We walk to Brandon’s house to hiss tiger sounds and scratch at his window. His computer screen makes his shut blinds glow. A window over, his mom wears a New Year’s Eve fedora while having sex with Brandon’s dad on the couch. We empty their entire bowl of 3 Musketeers into monogrammed L.L. Beans. We draw tiger claws in the condensation of Brandon’s car’s windshield, then weave back through little Hulks, ladybugs, and babies dressed as Steve Irwin.
In the park, we watch the sun fall apart into an unnamed river. Space Satan uses her thumb and forefinger to unscrew a NO DUMPING sign that guards the bed of rust-eaten washing machines. Some mattresses. One perfectly intact office chair.
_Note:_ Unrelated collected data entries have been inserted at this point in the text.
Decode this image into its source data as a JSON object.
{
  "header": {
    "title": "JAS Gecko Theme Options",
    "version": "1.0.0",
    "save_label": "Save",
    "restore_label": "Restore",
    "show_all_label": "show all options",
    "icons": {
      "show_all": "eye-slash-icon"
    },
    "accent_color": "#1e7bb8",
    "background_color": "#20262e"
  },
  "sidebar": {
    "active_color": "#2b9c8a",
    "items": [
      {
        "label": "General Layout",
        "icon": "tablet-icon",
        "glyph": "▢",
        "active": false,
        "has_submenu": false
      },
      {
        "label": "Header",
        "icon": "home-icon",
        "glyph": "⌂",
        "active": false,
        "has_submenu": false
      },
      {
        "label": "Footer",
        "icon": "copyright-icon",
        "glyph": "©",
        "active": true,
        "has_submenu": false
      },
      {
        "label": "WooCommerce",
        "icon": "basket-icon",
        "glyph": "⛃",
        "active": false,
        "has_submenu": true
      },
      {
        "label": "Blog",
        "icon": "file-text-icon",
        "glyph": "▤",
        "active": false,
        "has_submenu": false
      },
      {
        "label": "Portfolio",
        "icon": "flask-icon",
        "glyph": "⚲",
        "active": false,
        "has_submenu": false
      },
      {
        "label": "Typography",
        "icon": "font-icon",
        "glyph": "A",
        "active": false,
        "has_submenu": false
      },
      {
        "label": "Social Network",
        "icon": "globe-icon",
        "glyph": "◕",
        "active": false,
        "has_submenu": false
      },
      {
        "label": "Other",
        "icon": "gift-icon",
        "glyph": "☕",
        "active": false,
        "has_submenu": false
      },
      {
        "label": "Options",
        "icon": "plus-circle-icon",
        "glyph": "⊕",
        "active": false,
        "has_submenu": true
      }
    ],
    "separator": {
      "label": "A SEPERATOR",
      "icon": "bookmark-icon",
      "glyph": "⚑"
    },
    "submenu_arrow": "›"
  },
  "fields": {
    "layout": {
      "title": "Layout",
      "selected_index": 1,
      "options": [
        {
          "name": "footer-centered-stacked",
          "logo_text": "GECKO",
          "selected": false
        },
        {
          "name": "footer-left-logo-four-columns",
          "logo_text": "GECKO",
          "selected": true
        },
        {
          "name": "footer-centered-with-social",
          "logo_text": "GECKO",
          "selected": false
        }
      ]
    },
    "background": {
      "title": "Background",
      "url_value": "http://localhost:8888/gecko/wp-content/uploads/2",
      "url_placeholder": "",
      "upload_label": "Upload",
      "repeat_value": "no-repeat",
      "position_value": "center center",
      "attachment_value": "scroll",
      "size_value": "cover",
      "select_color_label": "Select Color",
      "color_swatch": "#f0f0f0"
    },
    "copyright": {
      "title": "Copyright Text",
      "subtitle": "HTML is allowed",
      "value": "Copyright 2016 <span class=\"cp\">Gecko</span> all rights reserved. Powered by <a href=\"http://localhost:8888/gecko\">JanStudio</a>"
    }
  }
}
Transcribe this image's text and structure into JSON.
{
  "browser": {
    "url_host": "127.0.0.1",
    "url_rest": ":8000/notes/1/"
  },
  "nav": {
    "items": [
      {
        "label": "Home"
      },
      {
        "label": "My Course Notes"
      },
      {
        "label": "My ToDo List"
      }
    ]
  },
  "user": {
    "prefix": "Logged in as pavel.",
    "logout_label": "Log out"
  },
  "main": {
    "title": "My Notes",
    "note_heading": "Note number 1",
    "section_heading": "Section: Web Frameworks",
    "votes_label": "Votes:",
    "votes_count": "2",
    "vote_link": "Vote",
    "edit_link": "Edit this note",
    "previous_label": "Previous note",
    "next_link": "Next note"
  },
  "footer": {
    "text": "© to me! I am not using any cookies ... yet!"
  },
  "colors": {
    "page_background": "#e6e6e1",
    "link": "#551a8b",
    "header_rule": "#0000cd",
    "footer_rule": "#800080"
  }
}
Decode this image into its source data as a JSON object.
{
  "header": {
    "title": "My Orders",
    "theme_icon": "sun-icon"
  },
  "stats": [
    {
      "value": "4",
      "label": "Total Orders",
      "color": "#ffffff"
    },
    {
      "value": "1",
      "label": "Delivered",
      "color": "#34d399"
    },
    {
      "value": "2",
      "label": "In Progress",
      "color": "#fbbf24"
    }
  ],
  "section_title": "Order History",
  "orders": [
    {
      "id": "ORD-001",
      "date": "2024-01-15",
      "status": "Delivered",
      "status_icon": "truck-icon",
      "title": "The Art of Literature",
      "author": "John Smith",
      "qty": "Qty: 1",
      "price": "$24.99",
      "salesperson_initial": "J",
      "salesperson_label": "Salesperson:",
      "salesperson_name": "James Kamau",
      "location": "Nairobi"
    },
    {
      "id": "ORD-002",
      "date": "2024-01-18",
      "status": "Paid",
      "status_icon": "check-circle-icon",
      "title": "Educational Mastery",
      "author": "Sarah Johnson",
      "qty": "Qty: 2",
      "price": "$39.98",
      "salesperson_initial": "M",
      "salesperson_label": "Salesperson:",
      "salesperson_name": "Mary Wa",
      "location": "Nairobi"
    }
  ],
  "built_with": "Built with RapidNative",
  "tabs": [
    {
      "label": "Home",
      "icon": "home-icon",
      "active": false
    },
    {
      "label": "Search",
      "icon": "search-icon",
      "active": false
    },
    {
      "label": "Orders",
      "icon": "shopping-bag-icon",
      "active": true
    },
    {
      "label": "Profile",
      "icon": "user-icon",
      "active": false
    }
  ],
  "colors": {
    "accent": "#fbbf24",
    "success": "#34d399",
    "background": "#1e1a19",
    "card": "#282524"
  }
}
“It’s for my sister’s dorm,” she says, tucking the sign under her arm. “She promised me twenty-bucks.”
We loiter in the Shell’s yellow to try and warm up. Leftover air conditioning pulls at my arm hair. I reposition my mask in the security mirror.
“Can I just, like, have this?” Used Car Salesman asks the Shell cashier, holding up a bag of Twizzlers.
I ask if he ever hears the tiger clawing at his floor. Then this lady at the ATM dressed as nothing says it was somewhere, but definitely not this lot, and it wasn’t a tiger; it was a clown. After a few minutes of her trying to remember, Used Car Salesmen unwraps her dead tooth to read the fortune on the Dove wrapper.
“You guys, you’re not gonna believe this,” she says.
3.
I walk home alone. For some reason the street is totally wet. I peel Nightmare Man’s face off, which is also wet, and stake him onto the spike that held the NO DUMPING sign. A threat to all other Nightmare Men who dare trespass. And instead of turning to dust, the pharmacy rubber endures through Thanksgiving, the sleet of Christmas, and it’s still there come springtime, when horseflies mistake the gross synthetic red for real meat. People are too scared to dump anything in the river now. A newspaper reporter is writing an article about the head on the stick. How it mysteriously appeared one day. How it’s a talisman. A sign from above. How the daffodils are returning to the riverbed and in a few years it’ll be safe enough to swim in again.